Black Beauty is still a favourite book from childhood, more than 140 years after it was first published.
It’s a novel that changed our world, becoming a beacon for the animal welfare movement. The story is narrated in the first person as an autobiographical memoir by the horse itself.
But how much do you know about Anna Sewell, the woman who wrote it?
Intended to ‘induce kindness’ in a Victorian audience who relied on horses for transport, travel and power, it remains a dearly loved children’s classic. Writing Black Beauty by Celia Brayfield is the story of the remarkable woman who wrote this phenomenal book.
Brayfield will be at Bridport Literary Festival in the Bull Ballroom on Wednesday 8 November at 10.30am when she will be introduced by BridLit director Tanya Bruce-Lockhart.
Born in 1820 to a young Quaker couple, Anna Sewell grew up in poverty in London. She was 14 when she fell and injured her ankle, leaving her permanently disabled. Rejecting the limitations that Victorian society forced on disabled people, she developed an extraordinary empathy with horses, learning to ride side-saddle and drive a small carriage.

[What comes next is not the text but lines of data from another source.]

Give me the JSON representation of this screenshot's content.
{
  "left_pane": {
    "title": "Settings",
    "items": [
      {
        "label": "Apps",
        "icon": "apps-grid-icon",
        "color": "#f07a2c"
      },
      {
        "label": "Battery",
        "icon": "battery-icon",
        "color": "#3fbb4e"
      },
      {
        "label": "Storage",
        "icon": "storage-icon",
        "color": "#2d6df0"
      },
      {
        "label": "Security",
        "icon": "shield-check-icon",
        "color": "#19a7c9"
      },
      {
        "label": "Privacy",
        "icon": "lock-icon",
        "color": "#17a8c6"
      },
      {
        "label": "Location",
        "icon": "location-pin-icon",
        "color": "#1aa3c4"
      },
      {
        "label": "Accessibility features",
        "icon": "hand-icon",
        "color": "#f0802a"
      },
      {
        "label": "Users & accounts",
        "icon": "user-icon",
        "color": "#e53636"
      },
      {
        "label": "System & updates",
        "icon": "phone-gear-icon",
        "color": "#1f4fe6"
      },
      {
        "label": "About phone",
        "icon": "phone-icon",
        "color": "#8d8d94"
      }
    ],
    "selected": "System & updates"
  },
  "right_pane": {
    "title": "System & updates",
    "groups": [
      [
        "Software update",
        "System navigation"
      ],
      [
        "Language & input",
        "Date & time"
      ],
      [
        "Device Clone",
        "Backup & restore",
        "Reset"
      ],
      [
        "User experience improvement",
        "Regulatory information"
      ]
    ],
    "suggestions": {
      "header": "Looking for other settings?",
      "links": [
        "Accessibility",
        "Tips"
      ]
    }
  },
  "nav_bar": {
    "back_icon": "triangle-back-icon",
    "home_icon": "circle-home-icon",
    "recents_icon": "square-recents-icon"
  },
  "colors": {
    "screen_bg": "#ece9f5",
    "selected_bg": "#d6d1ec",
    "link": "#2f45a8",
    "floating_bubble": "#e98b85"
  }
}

Rebellious and independent-minded, Anna left the Quaker movement as a young woman but remained close friends with the women writers and abolitionists who had been empowered by its liberal principles. It was not until she became terminally ill, aged 51, that she wrote her own book. It was published in 1877, but Anna tragically died just five months later.
After modest success in Britain, Black Beauty was taken up by American activist George Thorndike Angell, who made it one of the bestselling novels of all time. Using newly discovered archive material, Celia Brayfield shows how Anna Sewell developed the extraordinary resilience to rouse the conscience of Victorian Britain and make her mark upon the world.